Effect of different concentrations of bath-applied cAMP on the FRET signal generated by C9H6 PKA in cell lysates. Representative trace showing the time course of FRET change detected in a cell lysates from CHO cells stably expressing the sensor C9H6 PKA and challenged with different concentrations of cAMP as indicated.

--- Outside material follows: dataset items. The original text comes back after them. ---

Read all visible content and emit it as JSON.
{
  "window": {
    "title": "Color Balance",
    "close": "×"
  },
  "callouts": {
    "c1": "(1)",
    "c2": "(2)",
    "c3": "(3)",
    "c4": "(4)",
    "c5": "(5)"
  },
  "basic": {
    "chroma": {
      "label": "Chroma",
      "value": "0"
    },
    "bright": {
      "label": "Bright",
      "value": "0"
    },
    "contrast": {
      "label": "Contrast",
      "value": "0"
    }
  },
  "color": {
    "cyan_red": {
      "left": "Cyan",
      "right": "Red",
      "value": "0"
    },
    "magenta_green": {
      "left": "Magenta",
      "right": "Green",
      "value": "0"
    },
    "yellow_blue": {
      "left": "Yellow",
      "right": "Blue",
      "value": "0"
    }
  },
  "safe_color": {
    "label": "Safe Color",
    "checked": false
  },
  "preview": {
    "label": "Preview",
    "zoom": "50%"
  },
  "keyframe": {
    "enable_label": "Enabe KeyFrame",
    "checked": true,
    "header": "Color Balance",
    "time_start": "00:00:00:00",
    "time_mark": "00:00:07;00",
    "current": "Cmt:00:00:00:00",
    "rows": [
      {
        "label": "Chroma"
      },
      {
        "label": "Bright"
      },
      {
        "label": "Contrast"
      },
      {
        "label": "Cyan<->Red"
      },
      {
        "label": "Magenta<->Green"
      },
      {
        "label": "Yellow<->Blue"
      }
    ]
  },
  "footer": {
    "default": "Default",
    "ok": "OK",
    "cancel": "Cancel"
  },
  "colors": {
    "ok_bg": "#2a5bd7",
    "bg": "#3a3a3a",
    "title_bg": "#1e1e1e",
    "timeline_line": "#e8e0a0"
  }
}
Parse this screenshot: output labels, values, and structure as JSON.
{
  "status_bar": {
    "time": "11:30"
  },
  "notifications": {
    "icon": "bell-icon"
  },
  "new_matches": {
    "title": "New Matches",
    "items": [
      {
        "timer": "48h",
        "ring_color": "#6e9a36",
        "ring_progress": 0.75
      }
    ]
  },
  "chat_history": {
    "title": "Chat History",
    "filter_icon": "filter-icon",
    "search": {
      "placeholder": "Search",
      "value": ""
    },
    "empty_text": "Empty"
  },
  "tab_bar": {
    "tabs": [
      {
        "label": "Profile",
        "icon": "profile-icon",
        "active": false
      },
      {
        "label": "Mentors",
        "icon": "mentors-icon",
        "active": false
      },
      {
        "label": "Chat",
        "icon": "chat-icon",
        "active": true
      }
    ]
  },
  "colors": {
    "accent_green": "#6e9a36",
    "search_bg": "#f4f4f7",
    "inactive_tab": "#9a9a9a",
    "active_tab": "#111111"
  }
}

Insert: mean FRET change (± SEM) of 3 independent experiments at the indicated concentrations.

Figure 8

Comparison of the concentration-dependent activities of PKA (right ordinate) and the absolute activities of selected PDEs (left ordinate). “High” and “low” denote high and low affinity states of the respective PDE. Note that the activity of all PDE4 isoforms, except PDE4D in its high affinity state, are too low to be distinguishable at this scaling factor. All PDE curves are calculated according to the corresponding K_M values reported in the literature (see Table 1) and assuming, as a first approximation, that K_d ≈ K_M ≅ EC₅₀. The respective absolute activity was calculated from V_max and used to set the “top” of the curves (see Table 1). “Bottom” was set to zero. As cAMP-degradation by PDEs is a simple dual molecule reaction without cooperativity a maximal Hill-coefficient of 1 was assumed. In vitro PKA curves (green) are recalculated according to, in cell PKA activity (blue) is calculated according to values found in this study. Also shown is the production rate of adenylyl cyclase. All activities are calculated as number of cAMP-molecules degraded/generated in one second by one PDE/AC molecule.